Sprague-Grundy: Why is it XOR?
I have always wondered why the correct way to combine nim games is taking the XOR of their grundy numbers. But never got around to learning the theory behind it.
Recently, I had a very enlightening conversation with Siddharth Bhat. He showed me a very simple and elegant proof for this.
§ Definitions
Nim Game
There are a set of piles. Each pile could be a stack of coins or a tree etc.
Two players play a game - in a move a player chooses a particular pile and removes some number of coins or nodes. The exact game will define which moves are allowed. The player who cannot play a move loses.
Assuming both players play optimally, we want to find who wins a game.
Solving a single pile
We assign each state of a pile a non-negative integer value - called its grundy number. A losing state will have a grundy number of 0, and winning states will have a non-zero value.
To compute the grundy number of a state, we take the minimum excluded value among the grundy numbers of all states you can reach by playing one move.
\[MEX(S) = min_x(x \not \in S)\]
Notice that the trivial losing state - one where there are no moves left - gets a grundy number of 0.
P.s. Now, I still don’t know the proof for why the grundy number of a state is the MEX of all the child states. But I’ll take that fact for granted for now. I do hope to learn it someday, and will write about it then.
§ Group Structure in Nim
Now let us consider the set of all nim games. Each game is a collection of a certain number of (possibly-zero) piles. We can think of a game as an unordered multiset of piles
Now I define a binary operation $\oplus$ on the games: take the union (keeping duplicates). Notice that this operation has the following properties:
- Closed: Combining two games just gives us a larger set of piles. Which is also a game.
- Identity Game: The empty set of piles is a valid game. And when combined with any other game $G$, you get back $G$.
- Commutativity: As we are taking unordered unions, the order of combining does not matter. I.e. $G \oplus G’ = G’ \oplus G$
- Associativity: Again as the order does not matter, we get this for free as well.
So we see that $(G, \oplus)$ forms an abelian monoid!

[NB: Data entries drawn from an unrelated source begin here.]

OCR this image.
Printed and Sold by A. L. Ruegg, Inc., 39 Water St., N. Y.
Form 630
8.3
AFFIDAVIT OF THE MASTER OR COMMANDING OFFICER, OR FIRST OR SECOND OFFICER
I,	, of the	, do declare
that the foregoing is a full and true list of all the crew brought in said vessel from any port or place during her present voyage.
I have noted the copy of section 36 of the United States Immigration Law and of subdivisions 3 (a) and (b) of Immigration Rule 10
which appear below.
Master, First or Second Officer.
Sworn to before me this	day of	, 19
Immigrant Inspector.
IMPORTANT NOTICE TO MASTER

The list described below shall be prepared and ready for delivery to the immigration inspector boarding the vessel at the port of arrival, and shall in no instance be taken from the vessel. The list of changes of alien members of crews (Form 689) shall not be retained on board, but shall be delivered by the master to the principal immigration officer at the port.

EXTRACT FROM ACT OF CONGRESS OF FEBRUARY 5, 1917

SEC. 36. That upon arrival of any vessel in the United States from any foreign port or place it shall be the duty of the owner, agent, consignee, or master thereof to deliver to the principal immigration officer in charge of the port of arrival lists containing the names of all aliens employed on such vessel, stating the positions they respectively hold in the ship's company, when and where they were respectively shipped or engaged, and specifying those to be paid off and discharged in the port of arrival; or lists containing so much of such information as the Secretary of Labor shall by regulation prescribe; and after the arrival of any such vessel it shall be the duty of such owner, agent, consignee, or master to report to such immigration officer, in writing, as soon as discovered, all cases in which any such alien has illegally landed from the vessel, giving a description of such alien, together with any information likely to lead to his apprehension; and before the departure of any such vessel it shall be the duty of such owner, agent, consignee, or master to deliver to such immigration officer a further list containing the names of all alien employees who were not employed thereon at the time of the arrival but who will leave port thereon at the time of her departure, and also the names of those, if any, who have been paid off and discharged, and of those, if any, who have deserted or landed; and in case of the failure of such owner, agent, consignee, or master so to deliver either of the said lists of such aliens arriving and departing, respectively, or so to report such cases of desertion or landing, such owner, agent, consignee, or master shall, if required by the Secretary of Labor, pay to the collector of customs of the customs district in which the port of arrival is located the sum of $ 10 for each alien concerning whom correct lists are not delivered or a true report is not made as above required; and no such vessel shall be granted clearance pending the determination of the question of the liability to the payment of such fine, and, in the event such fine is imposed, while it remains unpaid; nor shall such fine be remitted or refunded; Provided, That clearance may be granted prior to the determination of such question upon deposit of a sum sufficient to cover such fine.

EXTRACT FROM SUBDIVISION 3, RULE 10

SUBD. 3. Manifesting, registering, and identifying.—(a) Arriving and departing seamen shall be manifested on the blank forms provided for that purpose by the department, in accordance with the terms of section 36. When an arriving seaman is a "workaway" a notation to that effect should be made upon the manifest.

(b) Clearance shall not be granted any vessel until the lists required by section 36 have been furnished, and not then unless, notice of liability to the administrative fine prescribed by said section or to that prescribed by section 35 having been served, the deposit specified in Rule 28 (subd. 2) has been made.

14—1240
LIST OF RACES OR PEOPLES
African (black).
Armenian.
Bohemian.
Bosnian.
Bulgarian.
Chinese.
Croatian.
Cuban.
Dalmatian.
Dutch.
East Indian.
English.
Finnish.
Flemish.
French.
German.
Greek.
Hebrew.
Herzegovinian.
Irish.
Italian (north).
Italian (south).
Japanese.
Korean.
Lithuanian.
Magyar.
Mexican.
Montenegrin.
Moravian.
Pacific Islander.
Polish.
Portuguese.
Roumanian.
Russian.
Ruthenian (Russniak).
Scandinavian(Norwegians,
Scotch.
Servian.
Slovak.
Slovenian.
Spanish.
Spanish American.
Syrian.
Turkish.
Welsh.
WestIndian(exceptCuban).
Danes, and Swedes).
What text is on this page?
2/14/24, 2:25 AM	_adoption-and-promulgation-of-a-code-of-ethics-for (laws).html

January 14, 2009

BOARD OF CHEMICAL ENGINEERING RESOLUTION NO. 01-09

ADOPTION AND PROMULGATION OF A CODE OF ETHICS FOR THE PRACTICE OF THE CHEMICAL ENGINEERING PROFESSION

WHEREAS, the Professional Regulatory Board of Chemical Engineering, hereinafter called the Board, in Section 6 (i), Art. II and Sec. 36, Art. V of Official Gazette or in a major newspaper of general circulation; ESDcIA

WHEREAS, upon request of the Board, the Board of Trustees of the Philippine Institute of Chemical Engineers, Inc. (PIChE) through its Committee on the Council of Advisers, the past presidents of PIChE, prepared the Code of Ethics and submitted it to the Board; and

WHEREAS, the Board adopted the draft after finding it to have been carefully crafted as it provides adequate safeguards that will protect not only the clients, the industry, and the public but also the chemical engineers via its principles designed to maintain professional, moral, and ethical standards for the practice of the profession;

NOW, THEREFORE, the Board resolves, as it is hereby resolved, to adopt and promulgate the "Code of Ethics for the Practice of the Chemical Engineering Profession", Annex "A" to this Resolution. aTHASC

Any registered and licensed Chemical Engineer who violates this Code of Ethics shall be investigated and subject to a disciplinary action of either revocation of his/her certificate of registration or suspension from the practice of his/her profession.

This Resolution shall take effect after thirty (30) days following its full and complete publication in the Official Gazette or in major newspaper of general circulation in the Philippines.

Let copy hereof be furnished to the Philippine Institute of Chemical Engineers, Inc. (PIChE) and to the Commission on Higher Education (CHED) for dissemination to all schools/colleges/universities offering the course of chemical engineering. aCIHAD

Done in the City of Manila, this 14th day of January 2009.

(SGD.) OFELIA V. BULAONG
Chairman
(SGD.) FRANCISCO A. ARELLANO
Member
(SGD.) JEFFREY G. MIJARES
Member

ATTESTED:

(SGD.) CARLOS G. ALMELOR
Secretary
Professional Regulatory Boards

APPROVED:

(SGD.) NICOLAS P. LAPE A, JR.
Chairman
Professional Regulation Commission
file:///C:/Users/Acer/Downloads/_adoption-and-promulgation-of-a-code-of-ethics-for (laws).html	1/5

We can think of each element in $G$ as a grundy number for that game. And the binary operation combines two numbers giving another grundy number.
Inverse
Now this is where the magic happens: Each element is its own inverse!
Why?
Consider a game $G$. Now when we take the game $G’ = G \oplus G$, the second player can always mirror the first player in the opposite pile. This gives a winning strategy for the second player no matter what $G$ is!
As there is only one losing element - $0$ - we get that $G’ = 0$.
So this means that $(G, \oplus)$ is an abelian group where each element is its own inverse. Why is this special? Because there is only one group (up to isomorphism) satisfying this property: the XOR group!
This gives us an isomorphism between the game group and the XOR group. And turns out that mapping is just the grundy numbers. More on that later!